In the sequential decision making setting, an agent aims to achieve systematic generalization over a large, possibly infinite, set of environments. Such environments are modeled as discrete Markov decision processes with both states and actions represented through a feature vector. The underlying structure of the environments allows the transition dynamics to be factored into two components: one that is environment-specific and another that is shared. Consider a set of environments that share the laws of motion as an example. In this setting, the agent can take a finite amount of reward-free interactions from a subset of these environments. The agent then must be able to approximately solve any planning task defined over any environment in the original set, relying on the above interactions only. Can we design a provably efficient algorithm that achieves this ambitious goal of systematic generalization? In this paper, we give a partially positive answer to this question. First, we provide a tractable formulation of systematic generalization by employing a causal viewpoint. Then, under specific structural assumptions, we provide a simple learning algorithm that guarantees any desired planning error up to an unavoidable sub-optimality term, while showcasing a polynomial sample complexity.
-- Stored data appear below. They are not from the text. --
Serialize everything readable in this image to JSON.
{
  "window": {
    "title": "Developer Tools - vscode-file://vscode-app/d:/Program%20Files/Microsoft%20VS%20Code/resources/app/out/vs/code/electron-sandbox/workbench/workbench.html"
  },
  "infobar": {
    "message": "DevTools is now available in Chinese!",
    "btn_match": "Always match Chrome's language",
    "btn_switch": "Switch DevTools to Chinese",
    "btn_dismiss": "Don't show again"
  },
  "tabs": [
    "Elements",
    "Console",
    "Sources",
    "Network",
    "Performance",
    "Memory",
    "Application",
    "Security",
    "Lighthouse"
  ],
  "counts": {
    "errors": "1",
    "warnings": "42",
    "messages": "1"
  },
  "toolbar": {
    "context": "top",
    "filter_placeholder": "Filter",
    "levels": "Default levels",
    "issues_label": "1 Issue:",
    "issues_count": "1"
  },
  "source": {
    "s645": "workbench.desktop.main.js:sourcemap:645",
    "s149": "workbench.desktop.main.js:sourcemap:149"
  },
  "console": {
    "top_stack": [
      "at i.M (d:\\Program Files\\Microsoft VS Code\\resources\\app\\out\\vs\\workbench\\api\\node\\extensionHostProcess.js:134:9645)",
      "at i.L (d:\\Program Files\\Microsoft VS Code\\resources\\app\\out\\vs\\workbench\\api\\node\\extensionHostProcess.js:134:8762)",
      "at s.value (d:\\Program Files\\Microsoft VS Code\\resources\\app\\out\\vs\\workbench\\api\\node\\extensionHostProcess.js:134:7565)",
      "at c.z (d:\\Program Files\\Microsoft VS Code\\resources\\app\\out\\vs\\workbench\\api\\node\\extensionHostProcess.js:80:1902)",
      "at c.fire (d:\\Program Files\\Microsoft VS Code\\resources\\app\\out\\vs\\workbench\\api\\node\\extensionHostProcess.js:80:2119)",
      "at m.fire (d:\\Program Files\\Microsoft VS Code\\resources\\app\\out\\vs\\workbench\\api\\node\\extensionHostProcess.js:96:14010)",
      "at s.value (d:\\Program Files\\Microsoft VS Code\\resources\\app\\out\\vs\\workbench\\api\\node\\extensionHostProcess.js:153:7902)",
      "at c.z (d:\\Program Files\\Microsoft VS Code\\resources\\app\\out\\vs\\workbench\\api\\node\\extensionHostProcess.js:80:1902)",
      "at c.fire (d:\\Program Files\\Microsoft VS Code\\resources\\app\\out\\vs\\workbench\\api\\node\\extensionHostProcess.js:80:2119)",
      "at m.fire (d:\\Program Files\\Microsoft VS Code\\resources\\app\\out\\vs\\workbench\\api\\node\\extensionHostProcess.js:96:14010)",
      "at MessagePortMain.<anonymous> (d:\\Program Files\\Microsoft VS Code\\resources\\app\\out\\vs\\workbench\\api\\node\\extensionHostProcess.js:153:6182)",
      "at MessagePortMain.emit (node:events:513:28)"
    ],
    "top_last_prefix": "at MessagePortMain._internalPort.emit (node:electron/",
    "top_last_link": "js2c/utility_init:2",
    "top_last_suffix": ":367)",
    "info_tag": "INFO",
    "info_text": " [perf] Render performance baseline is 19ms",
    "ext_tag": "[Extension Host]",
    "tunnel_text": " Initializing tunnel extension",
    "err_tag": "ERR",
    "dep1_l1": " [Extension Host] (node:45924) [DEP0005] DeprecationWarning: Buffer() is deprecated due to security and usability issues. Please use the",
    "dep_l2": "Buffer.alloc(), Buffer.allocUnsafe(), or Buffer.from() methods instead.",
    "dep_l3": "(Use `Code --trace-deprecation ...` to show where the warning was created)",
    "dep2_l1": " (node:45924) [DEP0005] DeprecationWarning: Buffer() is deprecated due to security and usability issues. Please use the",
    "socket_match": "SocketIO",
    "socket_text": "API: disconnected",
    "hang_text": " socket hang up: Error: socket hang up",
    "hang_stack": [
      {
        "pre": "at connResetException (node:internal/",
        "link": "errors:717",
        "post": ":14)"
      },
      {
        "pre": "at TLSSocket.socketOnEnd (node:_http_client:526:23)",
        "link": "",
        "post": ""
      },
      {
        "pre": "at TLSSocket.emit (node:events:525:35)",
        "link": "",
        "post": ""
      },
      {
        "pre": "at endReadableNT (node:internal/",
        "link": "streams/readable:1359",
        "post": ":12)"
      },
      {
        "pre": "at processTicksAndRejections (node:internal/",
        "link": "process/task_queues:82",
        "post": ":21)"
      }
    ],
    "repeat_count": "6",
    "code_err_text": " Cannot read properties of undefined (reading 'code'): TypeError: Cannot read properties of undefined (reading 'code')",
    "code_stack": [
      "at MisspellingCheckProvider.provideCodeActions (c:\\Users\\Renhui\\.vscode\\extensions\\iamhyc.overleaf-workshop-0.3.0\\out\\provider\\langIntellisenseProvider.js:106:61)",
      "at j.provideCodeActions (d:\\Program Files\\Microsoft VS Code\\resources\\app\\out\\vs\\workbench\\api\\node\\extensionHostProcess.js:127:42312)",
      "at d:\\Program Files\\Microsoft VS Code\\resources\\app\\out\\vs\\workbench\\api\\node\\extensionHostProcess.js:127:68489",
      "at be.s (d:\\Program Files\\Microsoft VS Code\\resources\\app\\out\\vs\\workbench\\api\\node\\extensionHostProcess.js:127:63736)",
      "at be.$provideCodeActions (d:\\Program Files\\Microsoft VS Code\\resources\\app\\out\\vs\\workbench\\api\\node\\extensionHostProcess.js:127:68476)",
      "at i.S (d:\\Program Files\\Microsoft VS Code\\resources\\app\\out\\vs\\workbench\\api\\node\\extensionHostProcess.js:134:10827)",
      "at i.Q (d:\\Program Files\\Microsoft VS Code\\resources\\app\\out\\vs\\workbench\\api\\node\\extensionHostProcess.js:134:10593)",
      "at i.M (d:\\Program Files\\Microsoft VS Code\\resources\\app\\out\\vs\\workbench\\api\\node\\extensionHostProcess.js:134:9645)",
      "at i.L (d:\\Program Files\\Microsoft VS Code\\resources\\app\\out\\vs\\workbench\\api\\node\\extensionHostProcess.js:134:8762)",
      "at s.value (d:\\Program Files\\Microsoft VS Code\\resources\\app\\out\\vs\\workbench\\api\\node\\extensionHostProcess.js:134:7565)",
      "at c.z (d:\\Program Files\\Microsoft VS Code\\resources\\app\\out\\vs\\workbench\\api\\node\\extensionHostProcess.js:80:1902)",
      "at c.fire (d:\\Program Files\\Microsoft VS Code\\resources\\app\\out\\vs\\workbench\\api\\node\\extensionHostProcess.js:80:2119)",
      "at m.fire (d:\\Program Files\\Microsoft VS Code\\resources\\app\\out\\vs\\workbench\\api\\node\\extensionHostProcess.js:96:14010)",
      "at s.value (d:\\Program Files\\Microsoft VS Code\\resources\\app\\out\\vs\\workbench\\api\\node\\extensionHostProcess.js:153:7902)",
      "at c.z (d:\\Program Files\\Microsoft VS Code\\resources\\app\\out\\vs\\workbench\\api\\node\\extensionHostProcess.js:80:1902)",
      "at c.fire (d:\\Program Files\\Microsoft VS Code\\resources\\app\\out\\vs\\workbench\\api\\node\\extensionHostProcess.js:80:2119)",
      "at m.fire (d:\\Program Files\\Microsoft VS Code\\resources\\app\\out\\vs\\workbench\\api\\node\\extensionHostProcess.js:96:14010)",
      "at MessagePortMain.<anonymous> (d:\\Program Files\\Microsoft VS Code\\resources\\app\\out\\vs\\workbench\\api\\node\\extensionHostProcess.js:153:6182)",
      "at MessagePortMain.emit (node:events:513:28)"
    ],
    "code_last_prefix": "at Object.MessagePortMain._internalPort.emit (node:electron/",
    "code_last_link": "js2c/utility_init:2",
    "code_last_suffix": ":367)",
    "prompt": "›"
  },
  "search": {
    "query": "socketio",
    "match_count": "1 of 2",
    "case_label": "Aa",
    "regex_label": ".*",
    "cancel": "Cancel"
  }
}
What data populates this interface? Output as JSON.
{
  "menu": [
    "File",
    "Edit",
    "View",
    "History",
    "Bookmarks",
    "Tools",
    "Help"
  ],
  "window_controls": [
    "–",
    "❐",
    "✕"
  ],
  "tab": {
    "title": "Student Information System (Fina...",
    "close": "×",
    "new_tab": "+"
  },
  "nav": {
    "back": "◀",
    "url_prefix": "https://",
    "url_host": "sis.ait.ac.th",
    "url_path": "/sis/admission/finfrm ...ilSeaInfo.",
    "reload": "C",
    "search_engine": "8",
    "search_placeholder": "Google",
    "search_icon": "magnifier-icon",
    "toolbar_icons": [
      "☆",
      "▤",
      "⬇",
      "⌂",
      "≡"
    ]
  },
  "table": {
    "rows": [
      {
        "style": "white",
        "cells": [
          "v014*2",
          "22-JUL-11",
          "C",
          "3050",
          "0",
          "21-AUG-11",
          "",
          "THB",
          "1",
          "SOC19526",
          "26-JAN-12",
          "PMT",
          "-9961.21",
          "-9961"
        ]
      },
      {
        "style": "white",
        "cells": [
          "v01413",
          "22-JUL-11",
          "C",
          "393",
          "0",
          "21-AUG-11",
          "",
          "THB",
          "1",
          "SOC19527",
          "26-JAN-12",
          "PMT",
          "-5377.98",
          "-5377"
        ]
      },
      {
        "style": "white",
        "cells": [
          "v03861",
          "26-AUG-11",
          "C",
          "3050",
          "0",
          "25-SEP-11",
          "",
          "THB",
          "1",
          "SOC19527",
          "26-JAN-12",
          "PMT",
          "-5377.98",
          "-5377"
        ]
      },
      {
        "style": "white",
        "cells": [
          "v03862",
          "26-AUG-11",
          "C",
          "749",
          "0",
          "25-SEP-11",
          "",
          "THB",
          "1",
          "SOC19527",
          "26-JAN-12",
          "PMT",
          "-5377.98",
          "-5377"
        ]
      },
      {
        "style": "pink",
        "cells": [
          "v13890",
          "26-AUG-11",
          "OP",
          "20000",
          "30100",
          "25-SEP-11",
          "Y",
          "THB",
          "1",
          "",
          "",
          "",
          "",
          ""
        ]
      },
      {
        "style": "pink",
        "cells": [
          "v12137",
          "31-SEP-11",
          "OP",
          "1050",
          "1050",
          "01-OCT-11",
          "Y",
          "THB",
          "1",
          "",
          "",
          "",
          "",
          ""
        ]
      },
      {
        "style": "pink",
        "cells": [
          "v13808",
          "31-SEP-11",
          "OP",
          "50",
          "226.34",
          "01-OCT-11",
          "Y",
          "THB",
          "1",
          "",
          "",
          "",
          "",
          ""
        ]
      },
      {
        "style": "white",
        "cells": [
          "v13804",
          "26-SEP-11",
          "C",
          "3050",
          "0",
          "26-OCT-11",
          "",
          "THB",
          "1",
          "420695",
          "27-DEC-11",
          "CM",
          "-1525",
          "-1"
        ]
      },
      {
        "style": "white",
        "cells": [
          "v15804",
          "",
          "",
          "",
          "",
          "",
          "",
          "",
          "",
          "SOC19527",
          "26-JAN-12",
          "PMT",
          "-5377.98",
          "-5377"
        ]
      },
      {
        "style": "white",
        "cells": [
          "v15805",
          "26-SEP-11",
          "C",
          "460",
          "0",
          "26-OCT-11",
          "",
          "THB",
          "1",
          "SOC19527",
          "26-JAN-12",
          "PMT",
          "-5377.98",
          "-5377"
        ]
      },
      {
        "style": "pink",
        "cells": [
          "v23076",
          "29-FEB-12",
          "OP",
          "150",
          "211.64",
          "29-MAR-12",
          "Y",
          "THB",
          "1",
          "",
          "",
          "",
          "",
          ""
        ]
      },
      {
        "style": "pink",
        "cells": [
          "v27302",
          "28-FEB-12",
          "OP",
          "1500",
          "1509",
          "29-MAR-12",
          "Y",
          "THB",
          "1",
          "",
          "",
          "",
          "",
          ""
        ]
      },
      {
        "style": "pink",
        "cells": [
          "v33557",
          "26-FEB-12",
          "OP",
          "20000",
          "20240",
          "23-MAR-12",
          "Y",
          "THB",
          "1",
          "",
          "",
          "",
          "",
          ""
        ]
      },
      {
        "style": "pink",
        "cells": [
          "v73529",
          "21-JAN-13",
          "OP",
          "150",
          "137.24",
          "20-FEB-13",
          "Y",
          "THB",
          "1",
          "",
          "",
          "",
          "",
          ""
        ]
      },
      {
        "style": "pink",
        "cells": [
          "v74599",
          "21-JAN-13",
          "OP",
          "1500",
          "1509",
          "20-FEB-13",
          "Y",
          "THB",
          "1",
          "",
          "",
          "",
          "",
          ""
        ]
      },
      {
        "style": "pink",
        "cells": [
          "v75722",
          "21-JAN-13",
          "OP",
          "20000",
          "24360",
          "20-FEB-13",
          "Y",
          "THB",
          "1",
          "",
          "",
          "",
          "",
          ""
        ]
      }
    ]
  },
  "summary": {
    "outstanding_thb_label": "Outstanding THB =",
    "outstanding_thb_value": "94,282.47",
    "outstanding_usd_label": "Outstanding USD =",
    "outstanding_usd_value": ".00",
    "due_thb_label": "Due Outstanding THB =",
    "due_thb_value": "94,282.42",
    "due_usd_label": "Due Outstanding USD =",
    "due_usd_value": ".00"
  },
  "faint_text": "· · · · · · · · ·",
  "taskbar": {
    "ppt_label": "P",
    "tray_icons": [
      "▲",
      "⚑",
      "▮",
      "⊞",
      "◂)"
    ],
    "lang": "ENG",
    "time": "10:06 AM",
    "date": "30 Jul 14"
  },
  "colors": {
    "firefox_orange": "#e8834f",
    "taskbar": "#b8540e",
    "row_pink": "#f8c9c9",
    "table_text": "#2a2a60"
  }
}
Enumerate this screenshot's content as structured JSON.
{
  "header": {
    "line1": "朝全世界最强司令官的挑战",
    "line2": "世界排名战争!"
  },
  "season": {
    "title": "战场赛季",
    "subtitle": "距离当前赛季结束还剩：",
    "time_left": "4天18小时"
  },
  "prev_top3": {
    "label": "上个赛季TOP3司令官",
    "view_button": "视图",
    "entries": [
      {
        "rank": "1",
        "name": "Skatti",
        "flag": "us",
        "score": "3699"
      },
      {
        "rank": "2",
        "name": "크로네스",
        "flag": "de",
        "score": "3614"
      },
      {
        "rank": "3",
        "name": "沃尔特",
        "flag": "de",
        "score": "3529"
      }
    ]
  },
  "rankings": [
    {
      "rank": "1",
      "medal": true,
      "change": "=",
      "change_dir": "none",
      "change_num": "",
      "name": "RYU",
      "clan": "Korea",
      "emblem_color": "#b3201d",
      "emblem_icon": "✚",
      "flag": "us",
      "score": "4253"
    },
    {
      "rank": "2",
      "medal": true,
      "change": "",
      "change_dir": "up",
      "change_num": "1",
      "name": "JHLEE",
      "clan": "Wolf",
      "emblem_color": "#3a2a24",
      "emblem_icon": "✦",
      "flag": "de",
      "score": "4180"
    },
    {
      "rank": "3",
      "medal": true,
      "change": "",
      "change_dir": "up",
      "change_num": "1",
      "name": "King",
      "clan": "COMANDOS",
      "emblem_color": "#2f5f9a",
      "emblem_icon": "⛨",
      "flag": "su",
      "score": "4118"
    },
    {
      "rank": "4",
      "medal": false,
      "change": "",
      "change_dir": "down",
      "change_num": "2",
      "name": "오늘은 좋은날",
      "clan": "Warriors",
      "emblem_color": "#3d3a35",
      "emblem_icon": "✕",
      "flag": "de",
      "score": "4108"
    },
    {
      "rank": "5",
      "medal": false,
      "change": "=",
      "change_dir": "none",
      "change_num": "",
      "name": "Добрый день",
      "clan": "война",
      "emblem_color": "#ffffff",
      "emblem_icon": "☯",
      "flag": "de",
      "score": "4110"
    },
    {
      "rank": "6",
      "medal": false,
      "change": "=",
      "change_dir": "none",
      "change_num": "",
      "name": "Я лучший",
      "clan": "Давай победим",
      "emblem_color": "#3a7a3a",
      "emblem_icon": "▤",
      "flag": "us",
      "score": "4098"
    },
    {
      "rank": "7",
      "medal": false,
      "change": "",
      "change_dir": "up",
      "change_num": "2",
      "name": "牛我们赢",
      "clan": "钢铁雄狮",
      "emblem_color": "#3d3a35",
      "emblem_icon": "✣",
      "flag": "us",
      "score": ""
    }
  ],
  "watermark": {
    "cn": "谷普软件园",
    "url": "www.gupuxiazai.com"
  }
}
翻译：在序列决策制定场景中，智能体旨在对大量（可能无限）的环境集合实现系统泛化。此类环境被建模为离散马尔可夫决策过程，其状态和动作均通过特征向量表示。环境的内在结构允许将转移动力学分解为两个组成部分：环境特有部分与共享部分。以一组遵循相同运动定律的环境为例，智能体可从这些环境的子集中进行有限次数的无奖励交互。随后，智能体仅依赖上述交互过程，必须能够近似求解原始集合中任意环境定义的任何规划任务。我们能否设计出实现这一系统泛化宏伟目标的可证明高效算法？本文对此问题给出了部分肯定回答。首先，我们通过引入因果视角给出系统泛化的可处理形式化表述。随后，在特定结构假设下，我们提出一种简单学习算法，该算法能保证任意期望规划误差不超过不可避免的次优项，同时展现出多项式样本复杂度。